6%) with splenomegaly observed in 96 patients (33%) and jaundice in 17 (5.8%). The most common laboratory abnormalities observed in our case series were thrombocytopenia (239, 82%), elevated serum lactate dehydrogenase levels (276, 95%), elevations of liver transaminases (96, 33%), and anemia (89, 30%); only five patients (1.7%) had a hemoglobin level below 80 g/L. Plasmodium vivax-infected patients had lower mean platelet counts than P falciparum-infected subjects (86 × 109/L vs 97.9 × 109/L; p = 0.02). Quantification of parasites by direct microscopy was available on admission for 145 patients (49.8%) of whom 117 with P falciparum malaria (50%) and 28 (49.1%) with
P vivax/P ovale; in more detail, for the former, parasite counts ranged Navitoclax from 68/µL to 1,652,000/µL (median value 60,600/µL) with 26 patients showing a parasite count of more than 5% (median 338,000/µL, range 253,460–1,652,000/µL). For the latter, parasitemia ranged from 210/µL to 57,600/µL (median 1,340/µL). Of the 233 patients with P falciparum malaria, 35 (15%) fulfilled the WHO criteria for severe malaria; 19 patients (54.3%) had more than one WHO criteria; 6 patients (2.6%) were initially admitted to the intensive care unit (ICU) and 5 more patients were subsequently referred selleck inhibitor to the ICU (11 total patients requiring intensive care).

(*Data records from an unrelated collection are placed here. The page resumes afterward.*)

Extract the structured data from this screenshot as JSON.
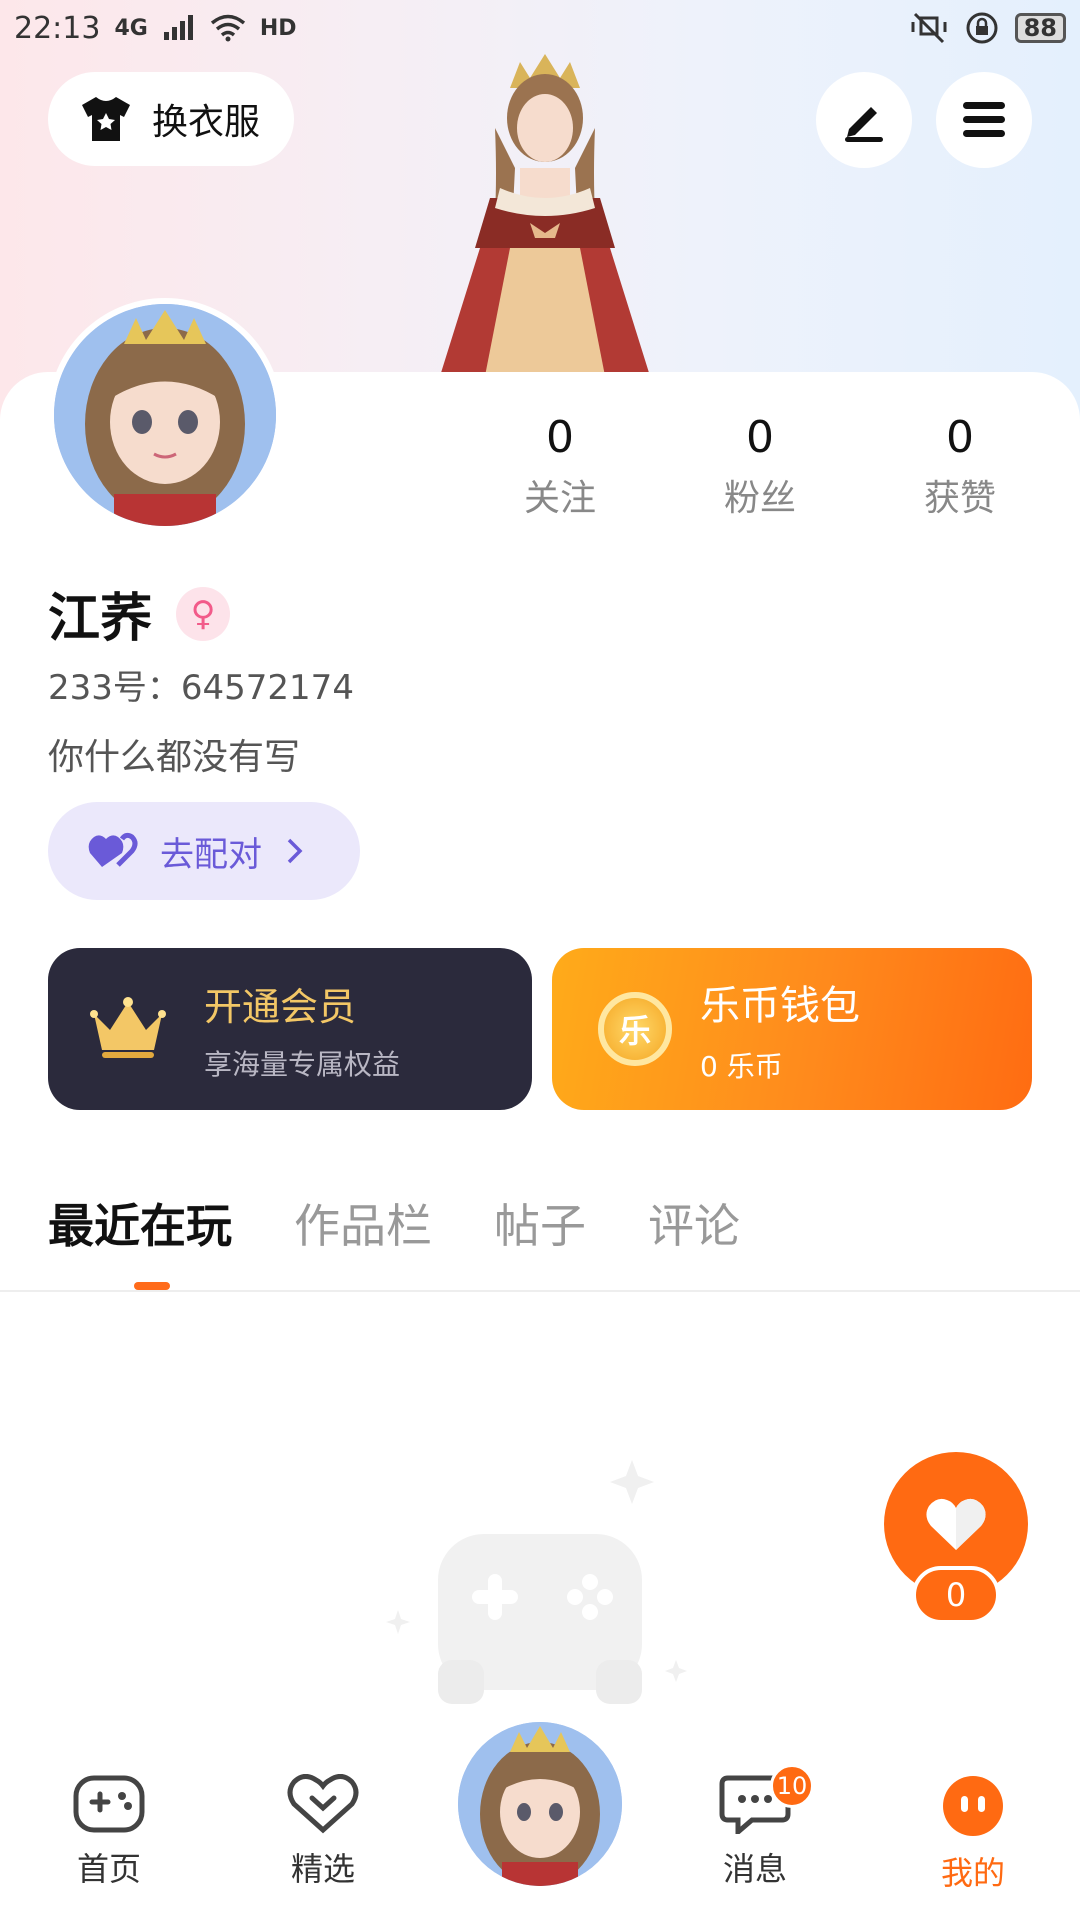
{
  "status_bar": {
    "time": "22:13",
    "network": "4G",
    "hd": "HD",
    "battery": "88"
  },
  "header": {
    "outfit_button_label": "换衣服",
    "edit_icon": "pen-icon",
    "menu_icon": "hamburger-menu-icon"
  },
  "stats": [
    {
      "value": "0",
      "label": "关注"
    },
    {
      "value": "0",
      "label": "粉丝"
    },
    {
      "value": "0",
      "label": "获赞"
    }
  ],
  "profile": {
    "name": "江荞",
    "gender_icon": "female-icon",
    "uid": "233号：64572174",
    "bio": "你什么都没有写"
  },
  "match_button": {
    "label": "去配对"
  },
  "vip_card": {
    "title": "开通会员",
    "subtitle": "享海量专属权益"
  },
  "wallet_card": {
    "title": "乐币钱包",
    "subtitle": "0 乐币",
    "coin_glyph": "乐"
  },
  "tabs": [
    {
      "label": "最近在玩",
      "active": true
    },
    {
      "label": "作品栏",
      "active": false
    },
    {
      "label": "帖子",
      "active": false
    },
    {
      "label": "评论",
      "active": false
    }
  ],
  "like_fab": {
    "count": "0"
  },
  "bottom_nav": [
    {
      "label": "首页",
      "icon": "gamepad-icon"
    },
    {
      "label": "精选",
      "icon": "heart-chevron-icon"
    },
    {
      "label": "",
      "icon": "avatar-center"
    },
    {
      "label": "消息",
      "icon": "chat-icon",
      "badge": "10"
    },
    {
      "label": "我的",
      "icon": "profile-face-icon",
      "active": true
    }
  ],
  "colors": {
    "accent": "#ff6a12",
    "vip_bg": "#2b2a3c",
    "vip_text": "#f3c766",
    "match_text": "#6a5ad8",
    "match_bg": "#ebe8fb"
  }
}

Four patients received exchange transfusion as adjunctive therapy; all patients recovered uneventfully, but those treated in ICU had longer hospital stay (median 16 d vs 4 d; p < 0.001). All patients, irrespective of the
infecting Plasmodium species were admitted to the hospital; drug regimens employed are reported in Table 1. In our case file, mefloquine, either alone (173, 59.4%) or in combination with other drugs (27, 9.3%), was the most frequently used drug. It was employed in the treatment of all four Plasmodium species: in 177 patients infected by P falciparum (77.6%), 14 with P vivax (29.2%), 1 with P malariae (100%), 1 with Evodiamine P ovale (11.1%), and 3 mixed infections. The analysis of tolerance included 254 patients, thus excluding those who where treated with more than one drug: 34 (19.5%) adverse events were reported in those treated with mefloquine, 29 (76%) in the quinine-treated patients, and 2 (4.7%) in those receiving chloroquine (Figure 1). Cinchonism was registered exclusively in patients treated with quinine; only one patient treated with mefloquine discontinued treatment due to intractable vomiting. Incorrect use of anti-malarial drugs occurred overall in 25 patients (8.6%) in our case file (Table 2); anti-malarial errors were recorded more frequently in patients affected by P vivax malaria (14/48, 29.1%) than in those with P falciparum malaria (9/229, 3.9%; p = 0.0001).